In the last decade, the increased use of smartphones, tablets, and other electronic devices has resulted in more and more individuals taking on a slumped posture as they spend excessive amounts of time looking down to check email, browse the web, play games, or use social media. This forward head posture can place added strain on the neck and mid-back, increasing the risk for pain in these areas. That’s hardly news to anyone. However, is it possible these same devices can be used to manage one’s neck pain?
In 2017, researchers conducted a study using a smartphone app designed for office workers with neck pain. Based on the users’ responses to questions about the nature of their neck pain, the app provided an individualized neck exercise program to be used for ten to twelve minutes a day, three days a week, for eight weeks. At the conclusion of the program, the participants reported significant improvement in neck pain intensity and disability and improved quality of life. However, the app did not appear to improve fear avoidance behavior or cervical range of motion.
An experiment conducted in 2020 with an app that promotes neck pain self-management through stretching and deep breathing exercises found that this approach resulted in improvements with respect to pain intensity, muscle tension, pressure pain threshold, and cervical range of motion.
Because there’s an abundance of research showing that neck-specific exercises can benefit patients with neck pain, these results aren’t very surprising. However, apps have the ability to remind users to perform their exercises and track their progress, which is important since exercise protocol adherence is often an issue.

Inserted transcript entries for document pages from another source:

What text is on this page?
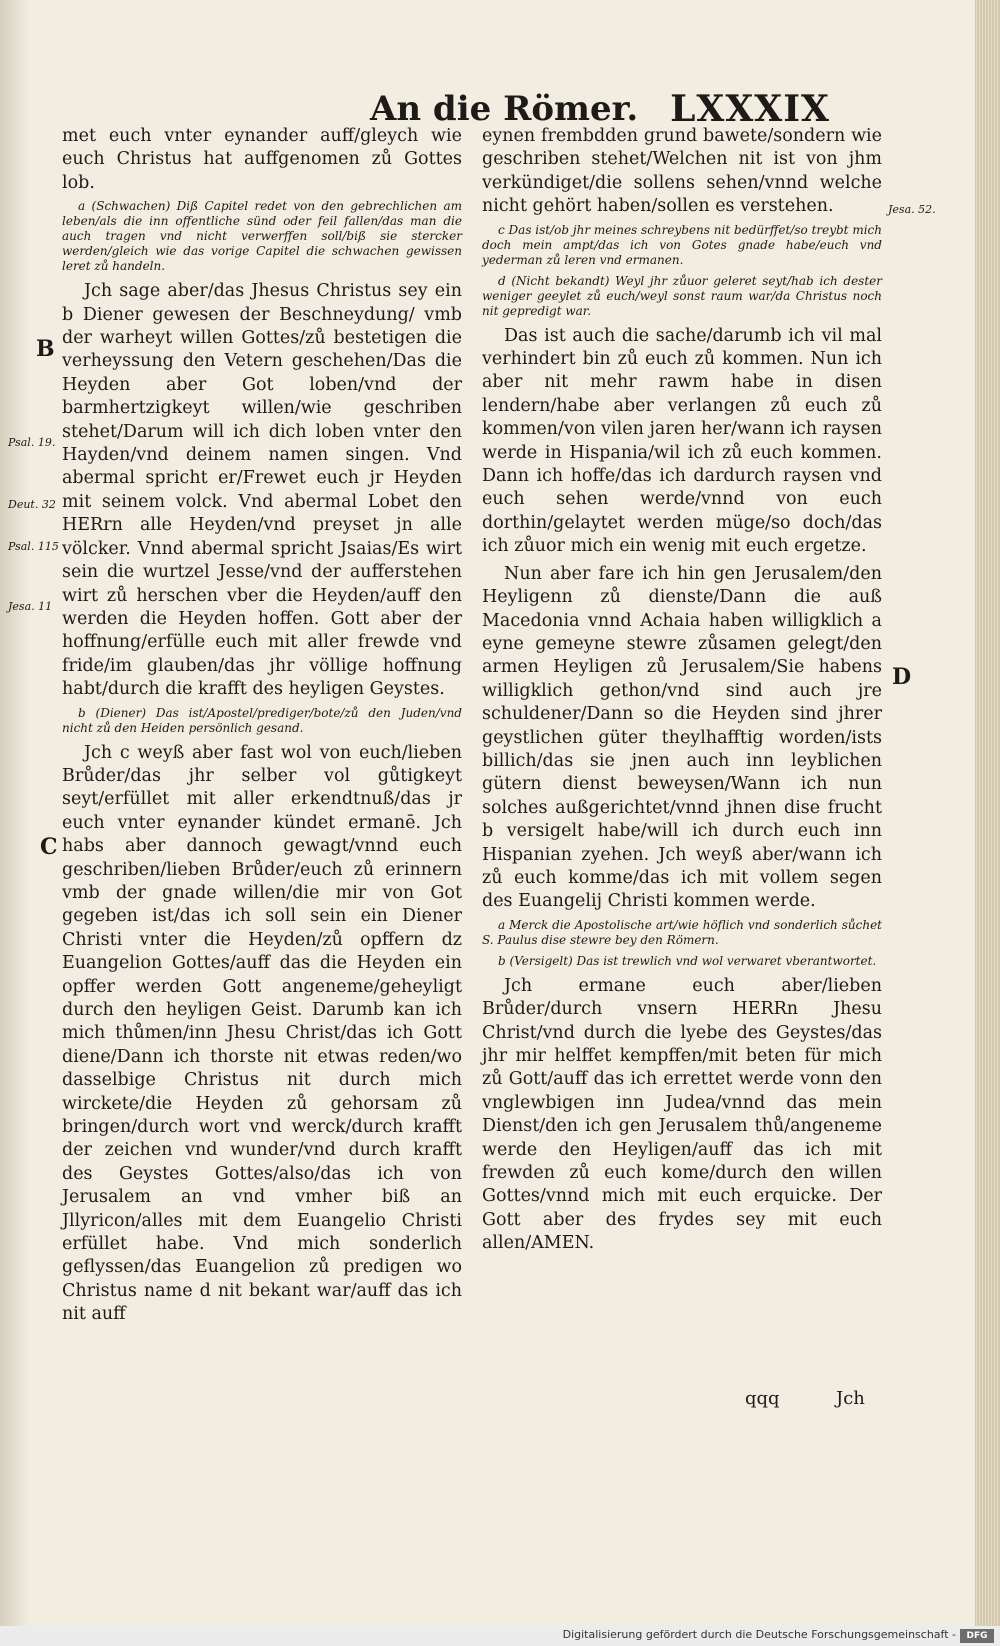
An die Römer. LXXXIX

met euch vnter eynander auff/gleych wie euch Christus hat auffgenomen zů Gottes lob.

a (Schwachen) Diß Capitel redet von den gebrechlichen am leben/als die inn offentliche sünd oder feil fallen/das man die auch tragen vnd nicht verwerffen soll/biß sie stercker werden/gleich wie das vorige Capitel die schwachen gewissen leret zů handeln.

Jch sage aber/das Jhesus Christus sey ein b Diener gewesen der Beschneydung/ vmb der warheyt willen Gottes/zů bestetigen die verheyssung den Vetern geschehen/Das die Heyden aber Got loben/vnd der barmhertzigkeyt willen/wie geschriben stehet/Darum will ich dich loben vnter den Hayden/vnd deinem namen singen. Vnd abermal spricht er/Frewet euch jr Heyden mit seinem volck. Vnd abermal Lobet den HERrn alle Heyden/vnd preyset jn alle völcker. Vnnd abermal spricht Jsaias/Es wirt sein die wurtzel Jesse/vnd der aufferstehen wirt zů herschen vber die Heyden/auff den werden die Heyden hoffen. Gott aber der hoffnung/erfülle euch mit aller frewde vnd fride/im glauben/das jhr völlige hoffnung habt/durch die krafft des heyligen Geystes.

b (Diener) Das ist/Apostel/prediger/bote/zů den Juden/vnd nicht zů den Heiden persönlich gesand.

Jch c weyß aber fast wol von euch/lieben Brůder/das jhr selber vol gůtigkeyt seyt/erfüllet mit aller erkendtnuß/das jr euch vnter eynander kündet ermanē. Jch habs aber dannoch gewagt/vnnd euch geschriben/lieben Brůder/euch zů erinnern vmb der gnade willen/die mir von Got gegeben ist/das ich soll sein ein Diener Christi vnter die Heyden/zů opffern dz Euangelion Gottes/auff das die Heyden ein opffer werden Gott angeneme/geheyligt durch den heyligen Geist. Darumb kan ich mich thůmen/inn Jhesu Christ/das ich Gott diene/Dann ich thorste nit etwas reden/wo dasselbige Christus nit durch mich wirckete/die Heyden zů gehorsam zů bringen/durch wort vnd werck/durch krafft der zeichen vnd wunder/vnd durch krafft des Geystes Gottes/also/das ich von Jerusalem an vnd vmher biß an Jllyricon/alles mit dem Euangelio Christi erfüllet habe. Vnd mich sonderlich geflyssen/das Euangelion zů predigen wo Christus name d nit bekant war/auff das ich nit auff

eynen frembdden grund bawete/sondern wie geschriben stehet/Welchen nit ist von jhm verkündiget/die sollens sehen/vnnd welche nicht gehört haben/sollen es verstehen.

c Das ist/ob jhr meines schreybens nit bedürffet/so treybt mich doch mein ampt/das ich von Gotes gnade habe/euch vnd yederman zů leren vnd ermanen.

d (Nicht bekandt) Weyl jhr zůuor geleret seyt/hab ich dester weniger geeylet zů euch/weyl sonst raum war/da Christus noch nit gepredigt war.

Das ist auch die sache/darumb ich vil mal verhindert bin zů euch zů kommen. Nun ich aber nit mehr rawm habe in disen lendern/habe aber verlangen zů euch zů kommen/von vilen jaren her/wann ich raysen werde in Hispania/wil ich zů euch kommen. Dann ich hoffe/das ich dardurch raysen vnd euch sehen werde/vnnd von euch dorthin/gelaytet werden müge/so doch/das ich zůuor mich ein wenig mit euch ergetze.

Nun aber fare ich hin gen Jerusalem/den Heyligenn zů dienste/Dann die auß Macedonia vnnd Achaia haben willigklich a eyne gemeyne stewre zůsamen gelegt/den armen Heyligen zů Jerusalem/Sie habens willigklich gethon/vnd sind auch jre schuldener/Dann so die Heyden sind jhrer geystlichen güter theylhafftig worden/ists billich/das sie jnen auch inn leyblichen gütern dienst beweysen/Wann ich nun solches außgerichtet/vnnd jhnen dise frucht b versigelt habe/will ich durch euch inn Hispanian zyehen. Jch weyß aber/wann ich zů euch komme/das ich mit vollem segen des Euangelij Christi kommen werde.

a Merck die Apostolische art/wie höflich vnd sonderlich sůchet S. Paulus dise stewre bey den Römern.

b (Versigelt) Das ist trewlich vnd wol verwaret vberantwortet.

Jch ermane euch aber/lieben Brůder/durch vnsern HERRn Jhesu Christ/vnd durch die lyebe des Geystes/das jhr mir helffet kempffen/mit beten für mich zů Gott/auff das ich errettet werde vonn den vnglewbigen inn Judea/vnnd das mein Dienst/den ich gen Jerusalem thů/angeneme werde den Heyligen/auff das ich mit frewden zů euch kome/durch den willen Gottes/vnnd mich mit euch erquicke. Der Gott aber des frydes sey mit euch allen/AMEN.

B
C
D
Psal. 19.
Deut. 32
Psal. 115
Jesa. 11
Jesa. 52.
qqq	Jch
Digitalisierung gefördert durch die Deutsche Forschungsgemeinschaft -	DFG
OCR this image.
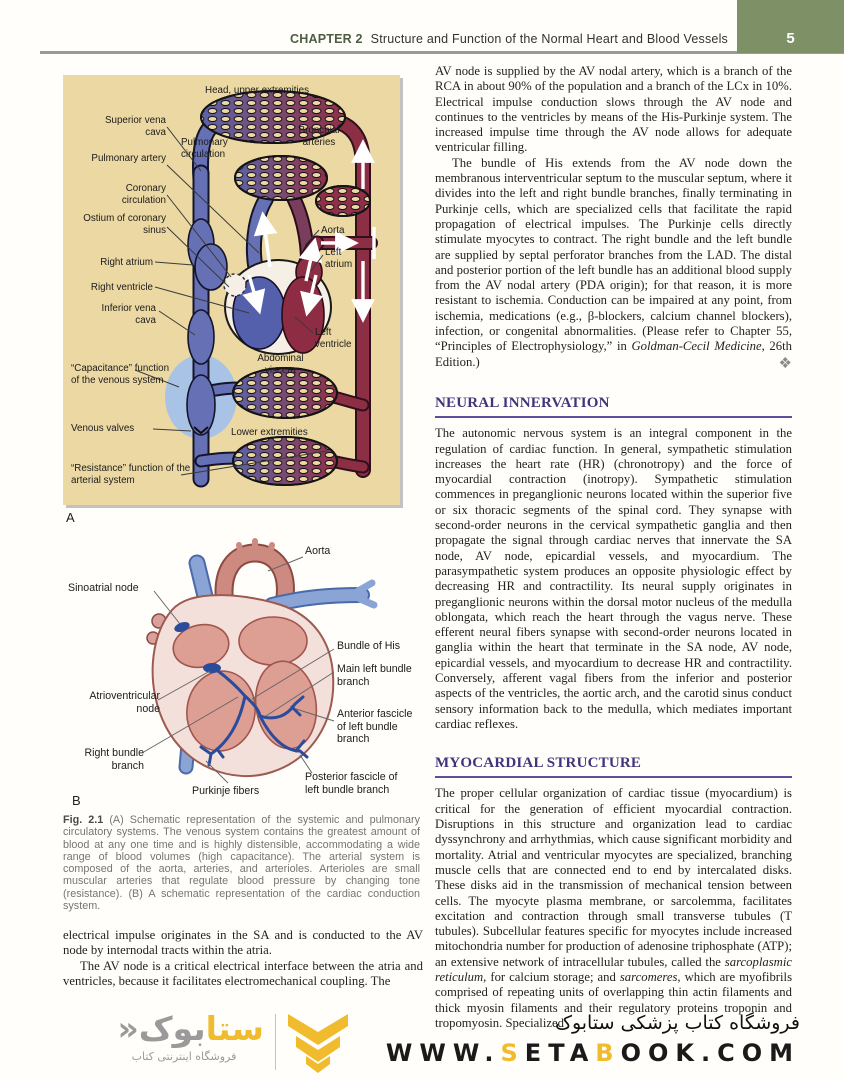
CHAPTER 2 Structure and Function of the Normal Heart and Blood Vessels	5
Head, upper extremities
Superior vena cava
Pulmonary artery
Coronary circulation
Ostium of coronary sinus
Right atrium
Right ventricle
Inferior vena cava
Pulmonary circulation
Bronchial arteries
Aorta
Left atrium
Left ventricle
Abdominal viscera
Lower extremities
“Capacitance” function of the venous system
Venous valves
“Resistance” function of the arterial system
A
Aorta
Sinoatrial node
Bundle of His
Main left bundle branch
Atrioventricular node	Anterior fascicle of left bundle branch
Right bundle branch
Purkinje fibers
Posterior fascicle of left bundle branch
B
Fig. 2.1 (A) Schematic representation of the systemic and pulmonary circulatory systems. The venous system contains the greatest amount of blood at any one time and is highly distensible, accommodating a wide range of blood volumes (high capacitance). The arterial system is composed of the aorta, arteries, and arterioles. Arterioles are small muscular arteries that regulate blood pressure by changing tone (resistance). (B) A schematic representation of the cardiac conduction system.

electrical impulse originates in the SA and is conducted to the AV node by internodal tracts within the atria.

The AV node is a critical electrical interface between the atria and ventricles, because it facilitates electromechanical coupling. The

AV node is supplied by the AV nodal artery, which is a branch of the RCA in about 90% of the population and a branch of the LCx in 10%. Electrical impulse conduction slows through the AV node and continues to the ventricles by means of the His-Purkinje system. The increased impulse time through the AV node allows for adequate ventricular filling.

The bundle of His extends from the AV node down the membranous interventricular septum to the muscular septum, where it divides into the left and right bundle branches, finally terminating in Purkinje cells, which are specialized cells that facilitate the rapid propagation of electrical impulses. The Purkinje cells directly stimulate myocytes to contract. The right bundle and the left bundle are supplied by septal perforator branches from the LAD. The distal and posterior portion of the left bundle has an additional blood supply from the AV nodal artery (PDA origin); for that reason, it is more resistant to ischemia. Conduction can be impaired at any point, from ischemia, medications (e.g., β-blockers, calcium channel blockers), infection, or congenital abnormalities. (Please refer to Chapter 55, “Principles of Electrophysiology,” in Goldman-Cecil Medicine, 26th Edition.)	❖
NEURAL INNERVATION

The autonomic nervous system is an integral component in the regulation of cardiac function. In general, sympathetic stimulation increases the heart rate (HR) (chronotropy) and the force of myocardial contraction (inotropy). Sympathetic stimulation commences in preganglionic neurons located within the superior five or six thoracic segments of the spinal cord. They synapse with second-order neurons in the cervical sympathetic ganglia and then propagate the signal through cardiac nerves that innervate the SA node, AV node, epicardial vessels, and myocardium. The parasympathetic system produces an opposite physiologic effect by decreasing HR and contractility. Its neural supply originates in preganglionic neurons within the dorsal motor nucleus of the medulla oblongata, which reach the heart through the vagus nerve. These efferent neural fibers synapse with second-order neurons located in ganglia within the heart that terminate in the SA node, AV node, epicardial vessels, and myocardium to decrease HR and contractility. Conversely, afferent vagal fibers from the inferior and posterior aspects of the ventricles, the aortic arch, and the carotid sinus conduct sensory information back to the medulla, which mediates important cardiac reflexes.

MYOCARDIAL STRUCTURE

The proper cellular organization of cardiac tissue (myocardium) is critical for the generation of efficient myocardial contraction. Disruptions in this structure and organization lead to cardiac dyssynchrony and arrhythmias, which cause significant morbidity and mortality. Atrial and ventricular myocytes are specialized, branching muscle cells that are connected end to end by intercalated disks. These disks aid in the transmission of mechanical tension between cells. The myocyte plasma membrane, or sarcolemma, facilitates excitation and contraction through small transverse tubules (T tubules). Subcellular features specific for myocytes include increased mitochondria number for production of adenosine triphosphate (ATP); an extensive network of intracellular tubules, called the sarcoplasmic reticulum, for calcium storage; and sarcomeres, which are myofibrils comprised of repeating units of overlapping thin actin filaments and thick myosin filaments and their regulatory proteins troponin and tropomyosin. Specialized

ستابوک«
فروشگاه اینترنتی کتاب
فروشگاه کتاب پزشکی ستابوک
WWW.SETABOOK.COM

For individuals with neck pain who are unable to manage their condition with exercise alone, chiropractic care can be an excellent choice. Doctors of chiropractic are trained to diagnose the root causes of a patient’s mechanical neck pain and to deliver manual therapies to restore motion to the affected joints, which can reduce pain and disability. Treatment may also involve nutritional recommendations to aid the healing process and the prescription of specific exercises to strengthen weakened deep neck muscles and reduce the risk for neck pain recurrence.
While devices have become a part of life and advice to limit screen time will go unheeded, there are steps that can be taken to reduce one’s risk for device-related neck pain. For example, avoid looking downward when using an electronic device. Instead, hold it at eye level so you can maintain good posture. Additionally, get regular exercise as the stress of movement is how the joints in the body (including those in the neck) are nurtured and hydrated. Since low grade inflammation in the body may increase the risk for neck pain, get plenty of sleep, manage stress, and eat more fruits and vegetables (and less processed food). If you have any questions on which neck-specific exercises may be most beneficial for your individual case, ask your doctor of chiropractic at your next visit.